Apple iCloud: Syncing and Distributed Storage Over Streaming and Centralized Storage
There has been a lot of speculation over how Apple's iCloud would work. With the Apple Worldwide Developers Conference keynotes having just completed, we finally learned the truth. We can handle it. They made some interesting and cost effective architecture choices that preserved the value of their devices and the basic model of how their existing services work.
A lot of pundits foretold that with all the datacenters Apple was building we would get a streaming music solution. Only one copy of music would be stored and then streamed on demand to everyone. Or they could go the Google brute force method and copy up all a user's music and play it on demand.
Apple did neither. The chose an interesting middle path that's not Google, Amazon, or even MobileMe.
They key idea is you no longer need a PC. Device content is now synced over the air and is managed by the cloud, not your legacy computer. Your data may not even be stored in the cloud, but the whole management, syncing, and control of content is done by the cloud instead of the PC. PCs are now just another device on par with the iPhone and iPad.
What happens to your data depends on the type of data. Apple gives you 5GB of free storage, which doesn't sound like a lot at all. The twist here is purchased music, apps, and books, and photos will not count against free storage because these are stored on your devices. Photos hit the cloud for a maximum of 30 days, which allows your devices 30 days to contact the cloud and download the photos, after that I guess they are lost. All the big data is stored on your devices.
Some smaller content is stored in the cloud. This content is mail, documents, Camera Roll, account information, settings, and other app data. This data is much smaller than photos, videos, and music, so it's a manageable amount of storage per user. It wasn't talked about, but I'd imagine storage could be increased for a price, so any increased storage usage would be funded.
What Apple ended up creating is a syncing model where large content is synced between devices, smaller meta-data type content is stored in the cloud, and shared changeable data like mail is stored in the cloud. The advantages of this approach are:
- It's consistent with how iTunes works now. Instead of a PC there's a cloud. No revolution here.
- It's cost efficient, which is important because iCloud is free. Storage will increase linearly based on the number of users, not the number of media items, which is a much more manageable curve. Apple is not on the hook for ever increasing amounts of data storage.
- Bandwidth usage is bursty during syncing operations, but is otherwise low, other than background notifications, etc. In a streaming system bandwidth usage is continuous and high, which shifts their cost structure to that of being a CDN. The path taken here by Apple skips that whole problem. Most if this will probably be over WiFi instead of 3G so user bandwidth caps can be avoided.
- The role for devices is preserved. Devices aren't just a thin client for the cloud. The meat of the application logic is still solidly on the device and not the cloud. Apple can still sell high margin devices and you can get your media on all your devices. And since these devices already have storage, there's no need to duplicate storage in the cloud, which is more economical.
- The low cost of Apple's new Scan and Match service is made possible because of the minimal storage and bandwidth costs. They can just keep one copy and push it down to devices for local access. What other vendor has this ability? The devices that people are already used to buying offload this cost and are themselves a profit center.
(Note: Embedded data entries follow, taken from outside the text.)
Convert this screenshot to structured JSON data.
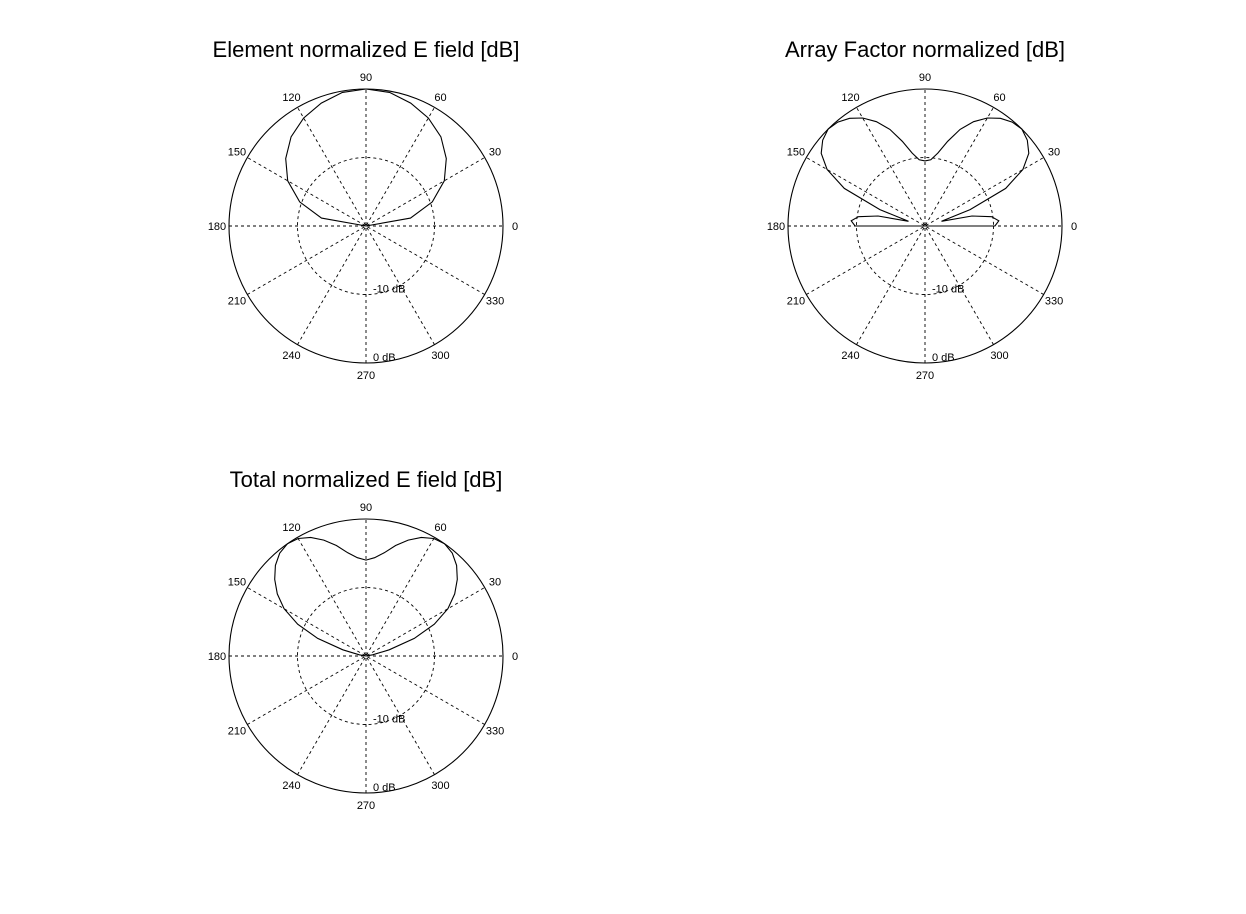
{
  "chart_data": [
    {
      "type": "line",
      "projection": "polar",
      "title": "Element normalized E field [dB]",
      "angle_ticks": [
        "0",
        "30",
        "60",
        "90",
        "120",
        "150",
        "180",
        "210",
        "240",
        "270",
        "300",
        "330"
      ],
      "radial_labels": [
        "-10 dB",
        "0 dB"
      ],
      "r_range_db": [
        -20,
        0
      ],
      "grid": true,
      "series": [
        {
          "theta_deg": [
            0,
            10,
            20,
            30,
            40,
            50,
            60,
            70,
            80,
            90,
            100,
            110,
            120,
            130,
            140,
            150,
            160,
            170,
            180
          ],
          "r_db": [
            -20,
            -13.4,
            -9.7,
            -6.8,
            -4.7,
            -3.0,
            -1.8,
            -0.9,
            -0.2,
            0,
            -0.2,
            -0.9,
            -1.8,
            -3.0,
            -4.7,
            -6.8,
            -9.7,
            -13.4,
            -20
          ]
        }
      ]
    },
    {
      "type": "line",
      "projection": "polar",
      "title": "Array Factor normalized [dB]",
      "angle_ticks": [
        "0",
        "30",
        "60",
        "90",
        "120",
        "150",
        "180",
        "210",
        "240",
        "270",
        "300",
        "330"
      ],
      "radial_labels": [
        "-10 dB",
        "0 dB"
      ],
      "r_range_db": [
        -20,
        0
      ],
      "grid": true,
      "series": [
        {
          "theta_deg": [
            0,
            4,
            8,
            12,
            16,
            20,
            25,
            30,
            35,
            40,
            45,
            50,
            55,
            60,
            65,
            70,
            75,
            80,
            85,
            90,
            95,
            100,
            105,
            110,
            115,
            120,
            125,
            130,
            135,
            140,
            145,
            150,
            155,
            160,
            164,
            168,
            172,
            176,
            180
          ],
          "r_db": [
            -9.8,
            -9.2,
            -10.2,
            -13,
            -17.5,
            -13,
            -7,
            -3.5,
            -1.5,
            -0.5,
            0,
            -0.2,
            -0.8,
            -1.8,
            -3.2,
            -5,
            -7.2,
            -9.2,
            -10.3,
            -10.5,
            -10.3,
            -9.2,
            -7.2,
            -5,
            -3.2,
            -1.8,
            -0.8,
            -0.2,
            0,
            -0.5,
            -1.5,
            -3.5,
            -7,
            -13,
            -17.5,
            -13,
            -10.2,
            -9.2,
            -9.8
          ]
        }
      ]
    },
    {
      "type": "line",
      "projection": "polar",
      "title": "Total normalized E field [dB]",
      "angle_ticks": [
        "0",
        "30",
        "60",
        "90",
        "120",
        "150",
        "180",
        "210",
        "240",
        "270",
        "300",
        "330"
      ],
      "radial_labels": [
        "-10 dB",
        "0 dB"
      ],
      "r_range_db": [
        -20,
        0
      ],
      "grid": true,
      "series": [
        {
          "theta_deg": [
            0,
            10,
            15,
            20,
            25,
            30,
            35,
            40,
            45,
            50,
            55,
            60,
            65,
            70,
            75,
            80,
            85,
            90,
            95,
            100,
            105,
            110,
            115,
            120,
            125,
            130,
            135,
            140,
            145,
            150,
            155,
            160,
            165,
            170,
            180
          ],
          "r_db": [
            -20,
            -19,
            -16.5,
            -12.5,
            -9,
            -6.2,
            -4.2,
            -2.6,
            -1.3,
            -0.4,
            0,
            -0.2,
            -0.9,
            -2,
            -3.3,
            -4.7,
            -5.6,
            -6,
            -5.6,
            -4.7,
            -3.3,
            -2,
            -0.9,
            -0.2,
            0,
            -0.4,
            -1.3,
            -2.6,
            -4.2,
            -6.2,
            -9,
            -12.5,
            -16.5,
            -19,
            -20
          ]
        }
      ]
    }
  ]
}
- This will really drive the demand for larger and larger SSD drives. The 1000 image storage limit for photos on your devices will be a big negative.
Low level stuff like how merging happens if conflicting changes are made on different devices was not talked about, but the details will be interesting. There are a still a lot of details that need to be explained about where things are stored, how much can be stored, how they get synced, and how much it will cost. And this is still a very personal service. It's device centric. It's not social, there doesn't appear to be any sharing, which seems a strange oversight.
Apple has taken an interesting middle path in their architecture and there's a lot to learn from. They aren't just storing stuff like Amazon and Google. They aren't creating another streaming service. They are creating a product unique to their ecosystem, an environment users will find difficult to leave.
I should mention that this is my very early impression of how things work taken from the presentation and poking around the iCloud site. It's possible I could have got some of it wrong.